Noting that there is no dispute that the section does not contain an express statement as to retroactivity, she turned to the question of whether it was impliedly addressed. Finding that it was not, she said:

“There is no question that the legislative findings accompanying Assembly Bill 333 reflect significant concerns about gang enhancements in general, including about their usefulness in stemming crime and their disproportionate impact on people of color….However,…there is nothing in the legislative history to suggest that the Legislature considered the issue of retroactivity at all.”

Turning to the question of whether the statute operates to mitigate punishment, Guerrero said:

“By its terms, section 1109 does not directly or potentially reduce the punishment for an offense. Nor does it change the elements of a substantive offense, defense, or penalty enhancement. Likewise, it does not create an alternative avenue for certain individuals to receive lesser or no punishment. Instead, section 1109 reflects a prophylactic procedural rule that modifies the sequence of trial proceedings.”

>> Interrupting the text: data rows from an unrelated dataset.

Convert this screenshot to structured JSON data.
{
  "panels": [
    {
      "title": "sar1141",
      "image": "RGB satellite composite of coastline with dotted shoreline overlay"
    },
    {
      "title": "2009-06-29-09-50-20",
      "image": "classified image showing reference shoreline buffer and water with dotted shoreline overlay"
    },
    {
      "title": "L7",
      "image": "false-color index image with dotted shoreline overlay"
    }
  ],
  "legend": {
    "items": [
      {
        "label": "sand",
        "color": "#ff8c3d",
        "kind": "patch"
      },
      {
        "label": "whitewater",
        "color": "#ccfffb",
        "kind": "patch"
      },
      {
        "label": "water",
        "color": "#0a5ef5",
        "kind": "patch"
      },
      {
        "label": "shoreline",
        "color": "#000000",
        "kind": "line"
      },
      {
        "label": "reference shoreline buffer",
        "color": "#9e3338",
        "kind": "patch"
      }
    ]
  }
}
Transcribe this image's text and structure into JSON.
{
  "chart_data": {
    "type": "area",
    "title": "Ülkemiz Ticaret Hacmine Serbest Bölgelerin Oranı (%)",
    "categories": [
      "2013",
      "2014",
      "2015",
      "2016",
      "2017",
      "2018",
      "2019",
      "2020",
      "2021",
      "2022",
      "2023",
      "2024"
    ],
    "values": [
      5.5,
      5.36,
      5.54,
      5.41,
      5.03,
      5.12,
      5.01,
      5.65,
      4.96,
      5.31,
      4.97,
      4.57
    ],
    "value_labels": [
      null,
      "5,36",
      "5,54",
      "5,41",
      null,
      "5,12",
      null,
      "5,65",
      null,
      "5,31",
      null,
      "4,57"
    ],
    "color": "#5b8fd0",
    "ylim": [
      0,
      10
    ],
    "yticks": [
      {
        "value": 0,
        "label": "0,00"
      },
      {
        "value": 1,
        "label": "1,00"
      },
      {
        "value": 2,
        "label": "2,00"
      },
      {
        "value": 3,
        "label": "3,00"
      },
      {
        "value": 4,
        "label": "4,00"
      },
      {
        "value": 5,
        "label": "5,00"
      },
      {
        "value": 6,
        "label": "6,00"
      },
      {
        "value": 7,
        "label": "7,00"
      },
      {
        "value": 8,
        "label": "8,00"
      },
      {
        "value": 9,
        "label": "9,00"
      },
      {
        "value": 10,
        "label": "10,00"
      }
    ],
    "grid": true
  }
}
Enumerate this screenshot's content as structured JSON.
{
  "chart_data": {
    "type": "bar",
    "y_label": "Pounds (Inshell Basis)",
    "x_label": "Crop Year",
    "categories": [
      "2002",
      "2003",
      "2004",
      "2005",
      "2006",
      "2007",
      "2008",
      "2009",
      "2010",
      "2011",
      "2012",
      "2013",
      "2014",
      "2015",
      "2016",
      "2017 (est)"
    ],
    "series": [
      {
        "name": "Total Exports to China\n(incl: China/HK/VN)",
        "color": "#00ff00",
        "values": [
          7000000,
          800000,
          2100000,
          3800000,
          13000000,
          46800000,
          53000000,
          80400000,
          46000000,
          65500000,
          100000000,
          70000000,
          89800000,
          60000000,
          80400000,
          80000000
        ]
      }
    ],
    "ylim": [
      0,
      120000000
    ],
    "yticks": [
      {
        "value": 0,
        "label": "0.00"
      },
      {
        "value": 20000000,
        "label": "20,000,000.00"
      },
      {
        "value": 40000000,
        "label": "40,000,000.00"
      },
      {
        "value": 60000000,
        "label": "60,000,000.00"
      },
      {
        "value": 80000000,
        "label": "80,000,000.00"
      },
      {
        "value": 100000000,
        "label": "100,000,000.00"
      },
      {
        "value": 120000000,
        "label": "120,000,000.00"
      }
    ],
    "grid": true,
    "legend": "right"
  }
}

She declared that “[b]ecause the procedures established by section 1109 do not alter the criminality of defendant’s conduct or the severity of punishment, the logic of Estrada does not apply,” adding:

“We decline to apply Estrada’s inference of retroactivity when, as here, there is no alteration to criminality or the legislated punishment.”

Evans’ View

Evans disagreed, saying that the primary analysis should turn on legislative intent and opined that the Legislature’s purpose in enacting the statute was to address a concern over the prejudicial nature of evidence relating to gang activities and concerns over racial disparity.

“[I]t’s no exaggeration to say that convicting the innocent is what the law abhors most. Such a scenario is the subject of some of our culture’s most enduring literature and film, from To Kill a Mockingbird to The Shawshank Redemption,” she wrote. “Instances of convicting the innocent haunt our nation’s history.”

Evans continued:

“Never before have we denied retroactive effect to a statute that ‘by design and function provides a possible ameliorating benefit for a class of persons’…— and certainly not when the statute is aimed at preventing the conviction of an innocent defendant. Not even once.”

Groban wrote separately only to express concern that the legislature’s tendency to “remain silent regarding retroactivity” required the courts to use “less than perfect analytical tools” and encouraged the legislature to “plainly state whether or not the statute in question is retroactive.”

The case is People v. Burgos, 2024 S.O.S. 1762.